Based on the article, we might think and / or assume that a collapse is imminent and that we cannot change it, much less prevent it. History repeats, there are many empires that disappeared in the same way. Regardless of their size, regardless of the time of existence, much less the power they had.

In this particular story there are no exact records of what really happened and caused these countries to collapse. There are many theories, but nothing concrete.

According to Sarah Murray, a professor at the University of Toronto the collapse could be due to a combination of war, drought and migration. 

It is difficult to think otherwise since the combination of these can truly lead anywhere to disappear.

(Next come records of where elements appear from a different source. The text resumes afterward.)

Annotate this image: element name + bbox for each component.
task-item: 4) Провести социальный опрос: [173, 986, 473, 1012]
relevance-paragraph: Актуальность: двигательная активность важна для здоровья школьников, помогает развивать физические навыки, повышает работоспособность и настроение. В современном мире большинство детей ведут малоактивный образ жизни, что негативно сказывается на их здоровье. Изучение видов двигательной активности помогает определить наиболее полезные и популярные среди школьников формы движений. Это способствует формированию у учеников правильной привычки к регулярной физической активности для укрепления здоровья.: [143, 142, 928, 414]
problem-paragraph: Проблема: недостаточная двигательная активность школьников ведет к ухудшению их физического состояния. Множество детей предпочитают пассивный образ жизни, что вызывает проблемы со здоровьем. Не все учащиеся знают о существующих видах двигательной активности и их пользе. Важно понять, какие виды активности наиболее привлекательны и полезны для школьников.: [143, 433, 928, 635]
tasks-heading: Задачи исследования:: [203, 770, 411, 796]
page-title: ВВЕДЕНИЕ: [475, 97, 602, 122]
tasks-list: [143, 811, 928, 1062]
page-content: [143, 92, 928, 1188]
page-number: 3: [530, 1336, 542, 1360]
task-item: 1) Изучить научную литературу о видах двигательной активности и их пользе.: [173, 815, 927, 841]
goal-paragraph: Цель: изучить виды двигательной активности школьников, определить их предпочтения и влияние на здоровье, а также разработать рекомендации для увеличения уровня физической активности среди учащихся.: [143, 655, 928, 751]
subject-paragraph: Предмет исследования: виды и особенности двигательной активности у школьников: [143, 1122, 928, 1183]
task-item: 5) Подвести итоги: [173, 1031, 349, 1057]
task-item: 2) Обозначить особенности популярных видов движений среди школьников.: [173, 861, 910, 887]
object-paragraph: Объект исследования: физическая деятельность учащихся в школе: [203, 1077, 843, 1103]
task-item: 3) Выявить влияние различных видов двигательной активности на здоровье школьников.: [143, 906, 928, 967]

 I was struck by the theory that the same people, oppressed, were the ones who rose up against the empire and managed to end it. So they decided to do something against the government. Josephine Quinn says "Given what’s known about these societies, I have concluded that the city’s lower classes may have gotten fed up and burned it all down." Sounds logical, I can think that there was a time when citizens had nothing to lose.

Another reason that caught my attention was the almost complete disappearance of writing. I cannot imagine how something so necessary for communication could have undergone these changes. The power of writing became counterproductive. Instead of opening ourselves to overcoming, it led us to oppression.

The last thing I can think of is that everything that starts has to come to an end. So we can be sure that like other places we will undergo changes. The article also talks about positive changes. Finally not all is lost.  The article talks about local companies in Tyre and Sidon. They were owners of small companies without any formal affiliations or political ties. They had the right to travel unknown seas with the fall of the old Kingdoms. Tyre's traders went much further than Ugarit 's representatives ever had, and settled in the land that became Spain, Morocco and Tunisia.

The merchants of Tyre and Sidon thrived in this new world. They were local business owners with no formal affiliations or political ties. Tyre's traders went much further than Ugarit 's representatives ever had, and settled in the land that became Spain, Morocco and Tunisia.

That is to say, the fall of civilization in the Bronze Age was not an all-out collapse. More precisely, it was changing the essence of cities' political force. Instead of a centralized, multinational power system that dominated the entire eastern Mediterranean region, each city-state had local governments.